When is a cateract not a cateract ? The answer is when it is in the NHS.
Cateract surgery is the most common procedure carried out in the NHS. The operation is not hugely expensive and can be life changing for many patients, most of whom are elderly. 300,000 operations are done each year, so it should be a good news storey all round. Sadly that is not the case for many people. Budget constraints mean that you have to be almost blind before you qualify for the operation.
A recent study showed that the condition which can severely impair a person’s vision, preventing people from carrying out daily tasks such as driving or going to the shops. It can also lead to more falls which costs the NHS a lot more money to repair broken bones. Not to mention the fact that if you have cateracts you are 40% more likely to die early if you don’t have the surgery.
If prevention is better than cure, you might think the NHS would be racing to do more operations. After it would enable older people to remain independent for longer; it would save money on falls treatment. It would be a vote winner amongst older people.

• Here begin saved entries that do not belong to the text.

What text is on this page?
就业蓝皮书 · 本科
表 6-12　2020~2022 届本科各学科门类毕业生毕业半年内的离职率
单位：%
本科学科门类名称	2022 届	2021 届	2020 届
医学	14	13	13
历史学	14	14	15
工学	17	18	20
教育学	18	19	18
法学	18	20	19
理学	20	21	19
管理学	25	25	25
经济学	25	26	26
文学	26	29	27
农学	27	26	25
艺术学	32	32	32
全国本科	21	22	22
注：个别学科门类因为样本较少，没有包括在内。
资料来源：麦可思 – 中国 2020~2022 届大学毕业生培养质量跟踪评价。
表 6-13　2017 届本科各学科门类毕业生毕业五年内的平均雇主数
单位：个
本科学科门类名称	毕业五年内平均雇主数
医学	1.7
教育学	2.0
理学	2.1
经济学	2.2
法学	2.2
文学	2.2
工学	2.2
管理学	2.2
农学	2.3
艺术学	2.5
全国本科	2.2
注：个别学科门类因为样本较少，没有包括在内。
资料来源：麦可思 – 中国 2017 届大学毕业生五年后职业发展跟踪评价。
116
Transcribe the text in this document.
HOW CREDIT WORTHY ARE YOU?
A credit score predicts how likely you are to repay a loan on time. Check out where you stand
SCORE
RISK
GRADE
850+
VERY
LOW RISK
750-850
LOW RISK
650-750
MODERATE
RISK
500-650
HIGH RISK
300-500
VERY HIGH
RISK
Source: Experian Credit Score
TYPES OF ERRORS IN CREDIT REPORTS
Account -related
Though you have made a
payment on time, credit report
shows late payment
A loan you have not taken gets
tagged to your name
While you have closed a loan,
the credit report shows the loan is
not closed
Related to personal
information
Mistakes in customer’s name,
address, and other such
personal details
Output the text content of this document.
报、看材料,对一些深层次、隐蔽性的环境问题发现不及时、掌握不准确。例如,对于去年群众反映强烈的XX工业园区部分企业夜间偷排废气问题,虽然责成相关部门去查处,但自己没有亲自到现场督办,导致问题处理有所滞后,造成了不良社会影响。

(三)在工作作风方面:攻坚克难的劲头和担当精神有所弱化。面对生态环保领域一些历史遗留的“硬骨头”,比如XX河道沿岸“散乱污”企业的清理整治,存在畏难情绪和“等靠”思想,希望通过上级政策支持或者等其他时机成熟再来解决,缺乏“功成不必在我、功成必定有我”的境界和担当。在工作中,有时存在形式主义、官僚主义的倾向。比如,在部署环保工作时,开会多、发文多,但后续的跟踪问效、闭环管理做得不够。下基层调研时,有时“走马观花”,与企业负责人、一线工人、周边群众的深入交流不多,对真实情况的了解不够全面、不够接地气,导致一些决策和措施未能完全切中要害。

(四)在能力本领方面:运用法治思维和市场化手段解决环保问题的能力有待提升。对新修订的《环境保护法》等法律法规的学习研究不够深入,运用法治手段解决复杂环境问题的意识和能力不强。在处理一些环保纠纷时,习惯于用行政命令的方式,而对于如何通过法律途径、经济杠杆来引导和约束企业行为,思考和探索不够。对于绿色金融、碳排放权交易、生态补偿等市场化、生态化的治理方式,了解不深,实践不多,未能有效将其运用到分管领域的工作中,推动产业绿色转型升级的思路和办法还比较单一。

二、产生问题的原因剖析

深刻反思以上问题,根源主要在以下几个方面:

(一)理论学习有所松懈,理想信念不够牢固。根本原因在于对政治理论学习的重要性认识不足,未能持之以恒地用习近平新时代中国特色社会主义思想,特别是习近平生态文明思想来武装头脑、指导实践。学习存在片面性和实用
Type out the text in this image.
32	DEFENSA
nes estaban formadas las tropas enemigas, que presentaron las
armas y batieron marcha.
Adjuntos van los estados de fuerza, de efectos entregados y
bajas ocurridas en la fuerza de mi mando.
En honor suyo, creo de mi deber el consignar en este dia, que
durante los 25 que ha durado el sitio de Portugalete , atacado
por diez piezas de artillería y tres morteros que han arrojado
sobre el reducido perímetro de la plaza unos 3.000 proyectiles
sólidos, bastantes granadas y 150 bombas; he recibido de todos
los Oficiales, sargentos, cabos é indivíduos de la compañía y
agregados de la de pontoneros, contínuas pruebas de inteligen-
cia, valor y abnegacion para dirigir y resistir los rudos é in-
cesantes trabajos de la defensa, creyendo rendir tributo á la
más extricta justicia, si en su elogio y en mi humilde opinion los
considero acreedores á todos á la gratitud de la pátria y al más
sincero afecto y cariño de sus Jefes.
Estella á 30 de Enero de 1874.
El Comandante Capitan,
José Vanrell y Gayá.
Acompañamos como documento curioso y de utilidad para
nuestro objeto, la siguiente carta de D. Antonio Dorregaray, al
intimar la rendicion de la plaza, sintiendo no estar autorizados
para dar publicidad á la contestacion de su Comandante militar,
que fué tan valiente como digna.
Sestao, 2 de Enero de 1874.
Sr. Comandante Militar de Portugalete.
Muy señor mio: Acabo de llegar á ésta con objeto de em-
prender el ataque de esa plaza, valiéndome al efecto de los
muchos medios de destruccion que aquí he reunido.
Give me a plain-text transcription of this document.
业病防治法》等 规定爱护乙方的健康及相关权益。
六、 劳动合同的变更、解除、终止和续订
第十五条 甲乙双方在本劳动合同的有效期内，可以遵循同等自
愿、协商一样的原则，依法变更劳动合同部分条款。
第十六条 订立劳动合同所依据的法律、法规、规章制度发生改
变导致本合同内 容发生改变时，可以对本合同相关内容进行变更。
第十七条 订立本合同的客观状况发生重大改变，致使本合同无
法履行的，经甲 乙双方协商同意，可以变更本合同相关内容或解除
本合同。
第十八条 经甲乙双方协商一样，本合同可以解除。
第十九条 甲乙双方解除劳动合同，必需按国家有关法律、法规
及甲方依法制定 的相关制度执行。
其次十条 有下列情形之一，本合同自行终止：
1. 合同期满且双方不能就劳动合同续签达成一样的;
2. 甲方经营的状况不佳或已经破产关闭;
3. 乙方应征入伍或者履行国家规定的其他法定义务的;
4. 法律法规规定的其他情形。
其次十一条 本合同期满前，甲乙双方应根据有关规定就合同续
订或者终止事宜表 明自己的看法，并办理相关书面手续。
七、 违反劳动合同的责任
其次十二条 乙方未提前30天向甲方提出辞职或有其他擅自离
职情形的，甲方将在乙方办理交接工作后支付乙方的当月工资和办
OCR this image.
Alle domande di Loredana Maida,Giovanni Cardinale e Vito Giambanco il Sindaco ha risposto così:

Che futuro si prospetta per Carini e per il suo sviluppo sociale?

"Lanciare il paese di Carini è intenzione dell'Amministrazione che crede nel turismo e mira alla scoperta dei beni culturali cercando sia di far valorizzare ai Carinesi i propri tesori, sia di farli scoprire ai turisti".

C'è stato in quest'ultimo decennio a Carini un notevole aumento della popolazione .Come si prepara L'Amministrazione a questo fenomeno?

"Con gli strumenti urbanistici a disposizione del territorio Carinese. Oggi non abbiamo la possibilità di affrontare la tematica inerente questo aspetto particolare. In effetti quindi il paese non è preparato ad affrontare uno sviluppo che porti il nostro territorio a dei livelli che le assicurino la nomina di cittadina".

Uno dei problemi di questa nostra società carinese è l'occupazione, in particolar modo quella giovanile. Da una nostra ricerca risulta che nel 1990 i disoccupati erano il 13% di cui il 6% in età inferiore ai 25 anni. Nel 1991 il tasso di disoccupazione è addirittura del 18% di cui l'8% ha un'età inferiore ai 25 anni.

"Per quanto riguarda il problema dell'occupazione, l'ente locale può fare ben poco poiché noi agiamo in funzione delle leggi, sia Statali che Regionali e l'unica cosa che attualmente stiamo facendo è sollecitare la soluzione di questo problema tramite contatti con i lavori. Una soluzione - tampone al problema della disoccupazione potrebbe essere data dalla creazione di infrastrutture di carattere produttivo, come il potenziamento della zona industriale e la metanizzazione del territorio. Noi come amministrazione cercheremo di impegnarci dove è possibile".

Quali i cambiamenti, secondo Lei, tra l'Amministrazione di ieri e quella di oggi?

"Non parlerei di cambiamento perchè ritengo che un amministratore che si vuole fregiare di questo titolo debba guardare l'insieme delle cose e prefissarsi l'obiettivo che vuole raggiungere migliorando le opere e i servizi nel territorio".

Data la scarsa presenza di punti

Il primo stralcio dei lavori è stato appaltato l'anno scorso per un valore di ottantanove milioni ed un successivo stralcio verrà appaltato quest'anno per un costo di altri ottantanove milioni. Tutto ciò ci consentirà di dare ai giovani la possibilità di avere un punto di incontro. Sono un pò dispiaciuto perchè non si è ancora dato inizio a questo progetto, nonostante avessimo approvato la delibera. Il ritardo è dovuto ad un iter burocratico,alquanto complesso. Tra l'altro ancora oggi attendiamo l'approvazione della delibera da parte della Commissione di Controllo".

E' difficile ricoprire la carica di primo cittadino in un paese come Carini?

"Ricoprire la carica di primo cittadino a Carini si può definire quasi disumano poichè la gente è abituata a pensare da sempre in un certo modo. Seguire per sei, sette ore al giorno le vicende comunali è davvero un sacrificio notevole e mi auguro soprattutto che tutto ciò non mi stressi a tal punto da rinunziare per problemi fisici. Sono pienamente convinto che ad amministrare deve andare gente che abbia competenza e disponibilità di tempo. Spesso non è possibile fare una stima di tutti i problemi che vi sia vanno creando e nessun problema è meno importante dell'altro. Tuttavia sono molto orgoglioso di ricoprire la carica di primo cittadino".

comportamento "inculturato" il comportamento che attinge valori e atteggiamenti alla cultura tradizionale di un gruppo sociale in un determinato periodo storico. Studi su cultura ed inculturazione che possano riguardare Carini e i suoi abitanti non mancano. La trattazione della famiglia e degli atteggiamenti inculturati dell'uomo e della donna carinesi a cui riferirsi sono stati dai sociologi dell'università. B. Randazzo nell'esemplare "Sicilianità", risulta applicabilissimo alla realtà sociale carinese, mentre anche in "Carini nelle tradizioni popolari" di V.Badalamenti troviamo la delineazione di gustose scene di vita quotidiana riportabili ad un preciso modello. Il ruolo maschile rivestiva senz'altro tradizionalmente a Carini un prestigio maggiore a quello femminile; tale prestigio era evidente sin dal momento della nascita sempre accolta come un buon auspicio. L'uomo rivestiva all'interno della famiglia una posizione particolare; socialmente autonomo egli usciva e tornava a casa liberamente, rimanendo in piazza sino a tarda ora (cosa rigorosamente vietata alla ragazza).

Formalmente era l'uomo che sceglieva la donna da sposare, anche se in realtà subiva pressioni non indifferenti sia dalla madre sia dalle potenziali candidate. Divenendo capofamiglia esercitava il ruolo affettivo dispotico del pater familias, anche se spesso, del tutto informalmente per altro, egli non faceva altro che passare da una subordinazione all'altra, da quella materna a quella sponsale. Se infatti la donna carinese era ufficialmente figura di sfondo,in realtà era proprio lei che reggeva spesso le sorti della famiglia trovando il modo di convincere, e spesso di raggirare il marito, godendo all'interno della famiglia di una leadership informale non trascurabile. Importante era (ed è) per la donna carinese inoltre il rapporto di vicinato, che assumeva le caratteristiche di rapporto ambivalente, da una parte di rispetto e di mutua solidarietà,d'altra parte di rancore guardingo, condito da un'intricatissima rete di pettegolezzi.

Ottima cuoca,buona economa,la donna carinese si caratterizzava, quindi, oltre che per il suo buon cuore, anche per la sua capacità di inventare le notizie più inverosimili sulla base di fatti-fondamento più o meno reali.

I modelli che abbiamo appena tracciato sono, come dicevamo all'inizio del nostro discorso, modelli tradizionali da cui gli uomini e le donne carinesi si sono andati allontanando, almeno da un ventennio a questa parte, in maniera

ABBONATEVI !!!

But NHS think differently, they start from the fact that there is no money. Even if there was more money they might want to spend it on something else. And anyway there are not enough ophthalmic surgeons. And keeping older people alive for longer may cost the NHS more money still. And those who can afford it can always get it done privately. Just cough up £3,000 per eye but look out for the buy one get one free offers first.
With can’t do attitudes like this, it is no wonder that old people are at the back of the NHS queue.